Making a Scene Presents Gerry Casey’s Interview with Joseph “Mojo” Morganfield
Joseph Mojo Morganfield, didn’t start out life as a blues player. Even though you would think that’s the natural path he would take but no. Joseph was very much interested in sports. In fact until recently Joseph’s life was far removed from the world of music. But eventually the pull from the world of music became so strong that it was inevitable Joseph would take to the stage just like his Father and Brothers had done before hm. In fact his latest single Good To Be King topped the blues charts in the states and other regions. It looked like a promising career was beckoning. Then sadly on December 10th 2020 Joseph Morganfield passed at the age of 56.

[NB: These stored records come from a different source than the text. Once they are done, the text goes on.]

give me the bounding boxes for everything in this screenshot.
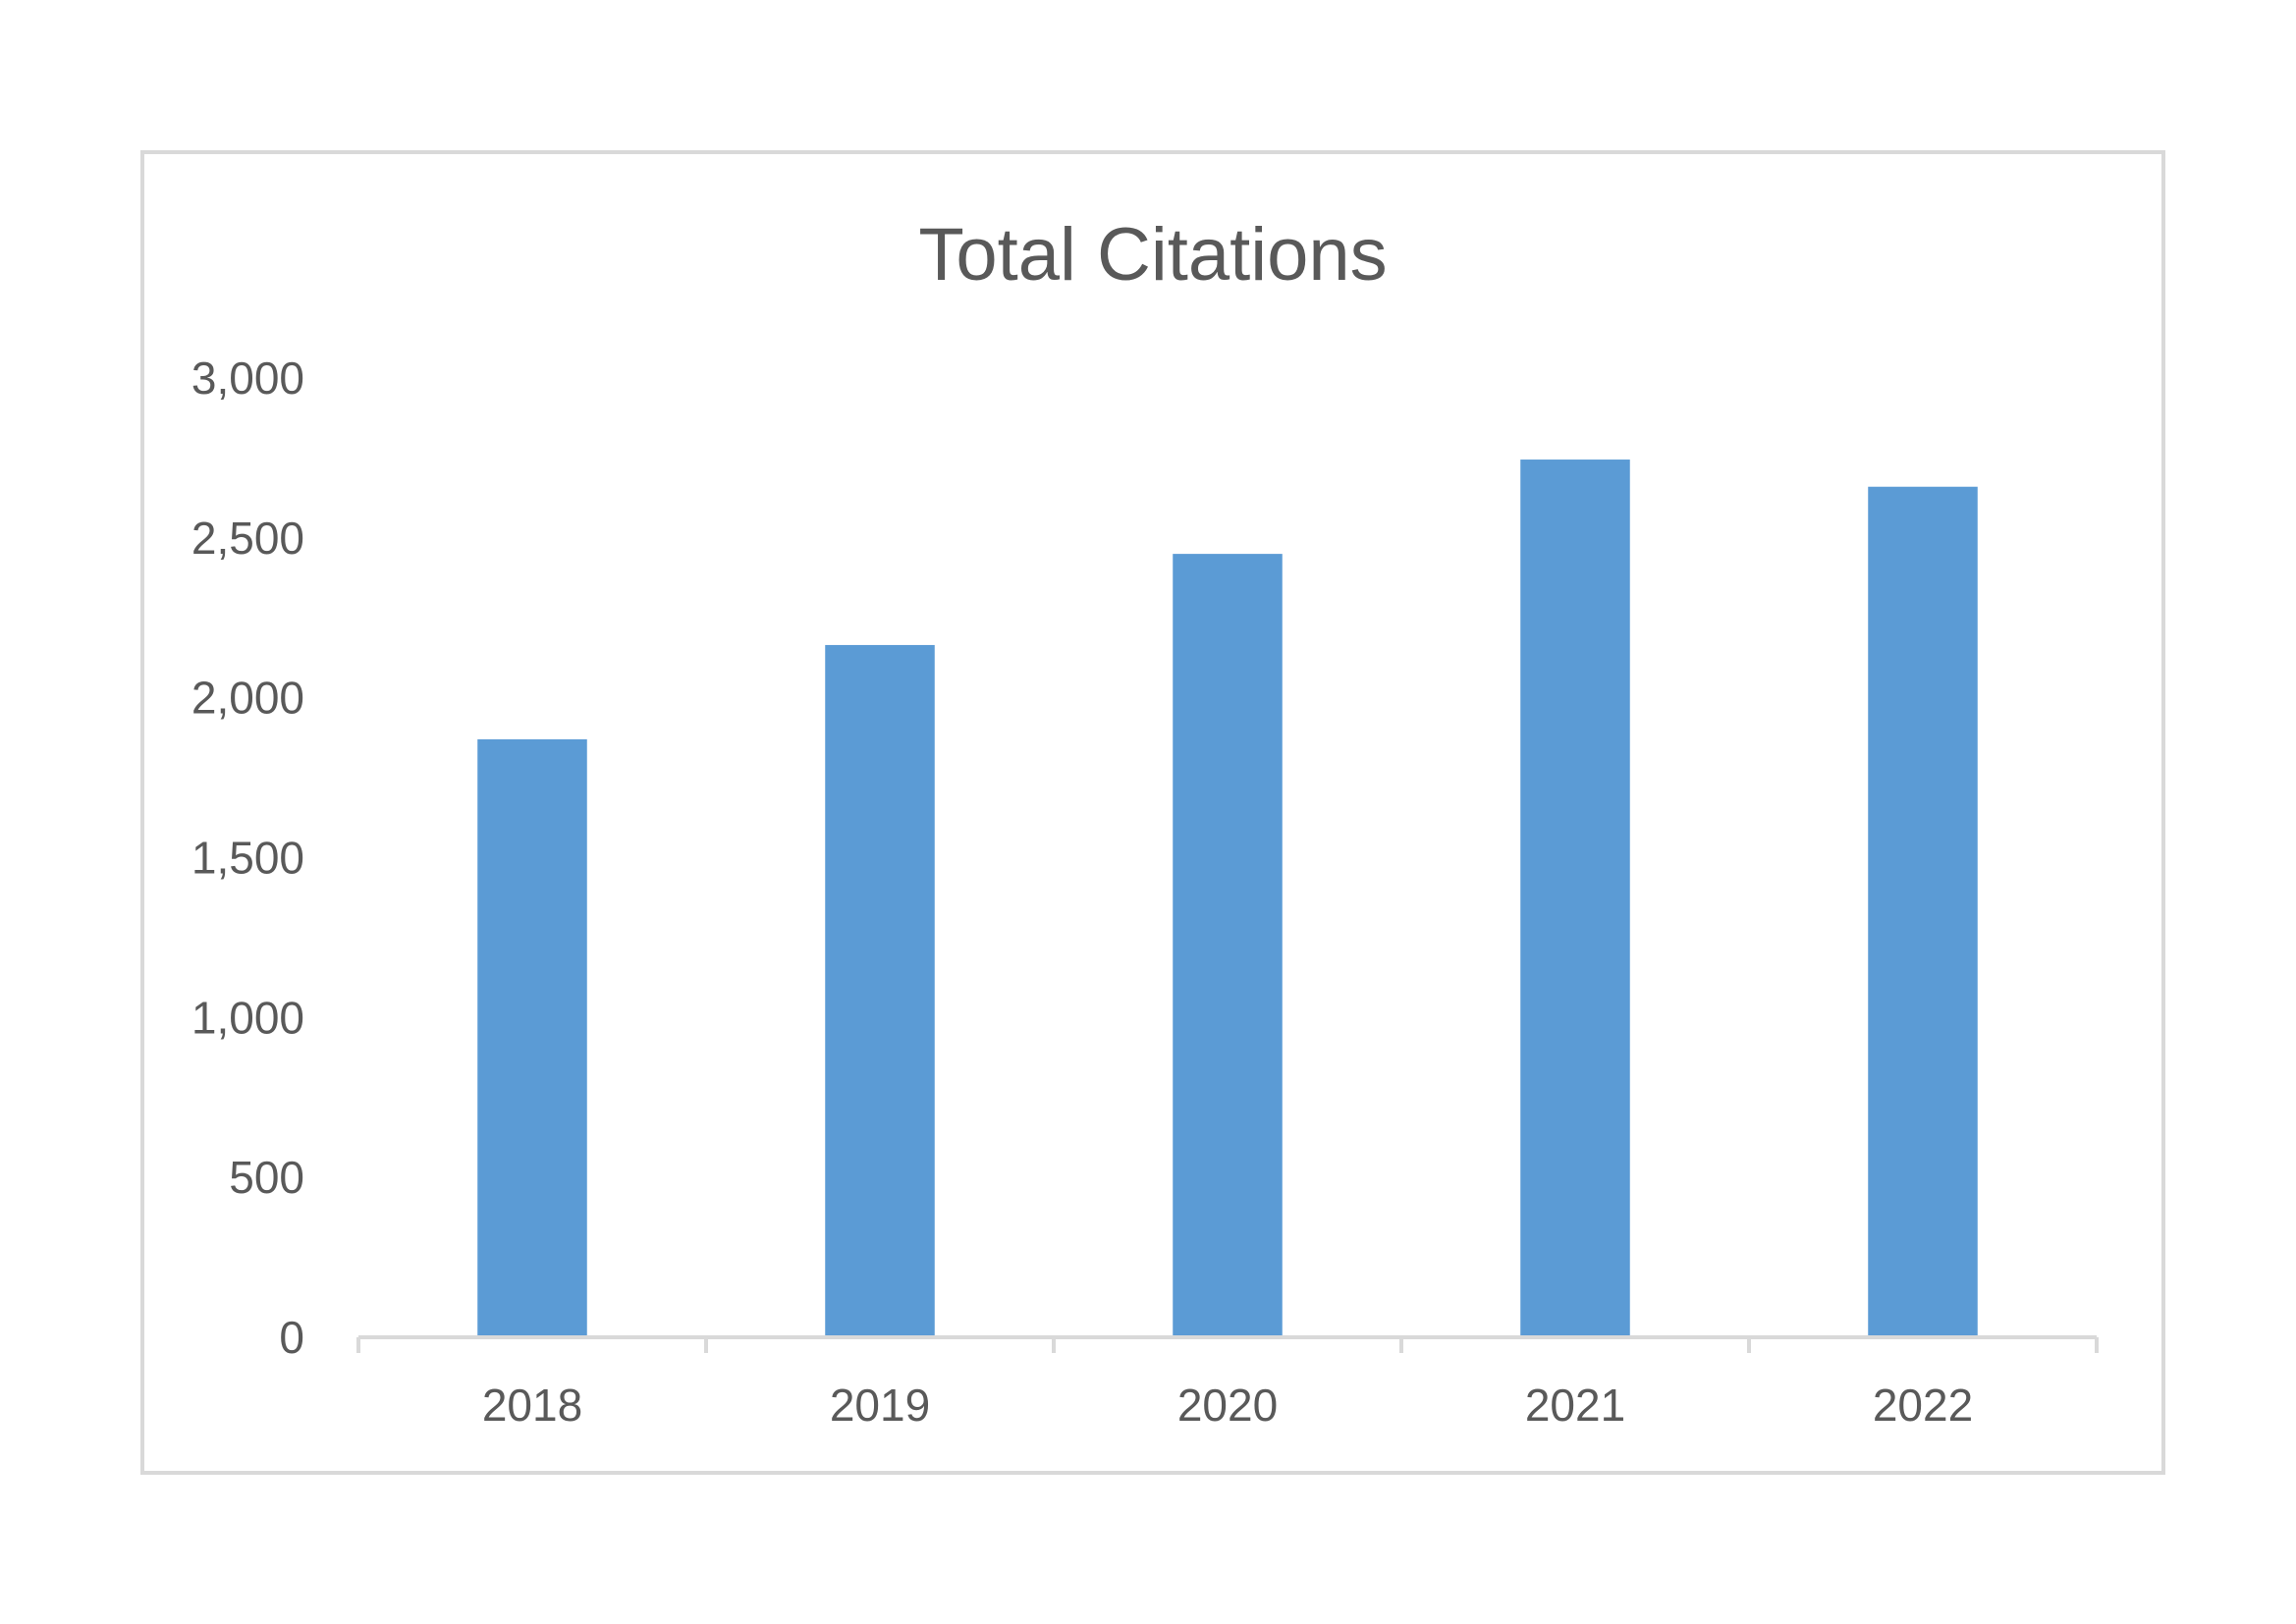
x-tick-label: 2020 (1177, 1380, 1278, 1431)
y-tick-label: 1,500 (191, 833, 304, 884)
x-tick-label: 2022 (1873, 1380, 1973, 1431)
bar-2021 (1520, 460, 1630, 1337)
x-tick-label: 2018 (482, 1380, 582, 1431)
bar-2018 (477, 739, 587, 1337)
y-tick-label: 2,500 (191, 513, 304, 564)
chart-title: Total Citations (918, 213, 1387, 297)
x-axis: 2018 2019 2020 2021 2022 (356, 1335, 2099, 1431)
x-tick-label: 2021 (1525, 1380, 1625, 1431)
bars-group (477, 460, 1978, 1337)
bar-2020 (1173, 554, 1283, 1337)
y-tick-label: 1,000 (191, 992, 304, 1043)
y-tick-label: 0 (279, 1312, 304, 1363)
y-axis: 0 500 1,000 1,500 2,000 2,500 3,000 (191, 352, 304, 1363)
y-tick-label: 2,000 (191, 673, 304, 724)
bar-2022 (1868, 486, 1978, 1337)
x-tick-label: 2019 (830, 1380, 930, 1431)
bar-2019 (825, 644, 935, 1337)
y-tick-label: 500 (229, 1152, 304, 1203)
y-tick-label: 3,000 (191, 352, 304, 404)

Earlier this year I had the privilege to interview Joseph for Turn It Up. Broadcast earlier in the year. It gives the listeners an up close and personal view of what was going on in the world of Joseph Mojo Morganfield. We here at the station felt it would be a fitting way to celebrate the life, and pay tribute to Joseph by rebroadcasting this interview. So sit back and relax and listen to the Turn It Up Interview with Joseph Mojo Morganfield
Muddy Waters’ Delta roots stretch deep into the heart of his son Joseph “Mojo” Morganfield’s powerful vocals on his new single “Good to be King.” DNA and a childhood of experiences from the heart of the Chicago blues scene pour out his legacy in Mojo’s latest single.
“Every person has their castle – family, friends, and the things you surround yourself with – giving them that moment,” says Mojo. “It doesn’t happen every day, so when it does – enjoy it!”
Mojo, the only son Muddy raised, grew up in and around Chicago with the father of the Chicago Blues. Muddy Waters gave Mojo his first guitar backstage at one of his concerts. Raised with the same Mississippi country values to which Muddy held firm, even after decades in Chicago, Mojo’s talent took a backseat while he worked to provide for his own children. Now he is doing what comes naturally and returning to his music.
Mojo can’t help but carry on his father’s sound, “elemental and deep…sound no one else could make” according to Rolling Stone’s Obituary of a Blues Legend. Muddy’s sound influenced many greats, placing Mojo in the company of Eric Clapton, the Rolling Stones, and so many others.
Some of Muddy’s colleagues stepped into the recording studio to help Mojo launch his musical career and this powerful new single, “Good to be King.” Billy Branch on harp and Rick Kreher on guitar extend the hand Muddy once offered each of them. Ronnie Brooks, son of another member of Muddy’s circle, Lonnie Brooks, laid spectacular tracks for this single as well. Even first-generation bluesman Brother John Kattke‘s work on the piano emanates that legendary feel.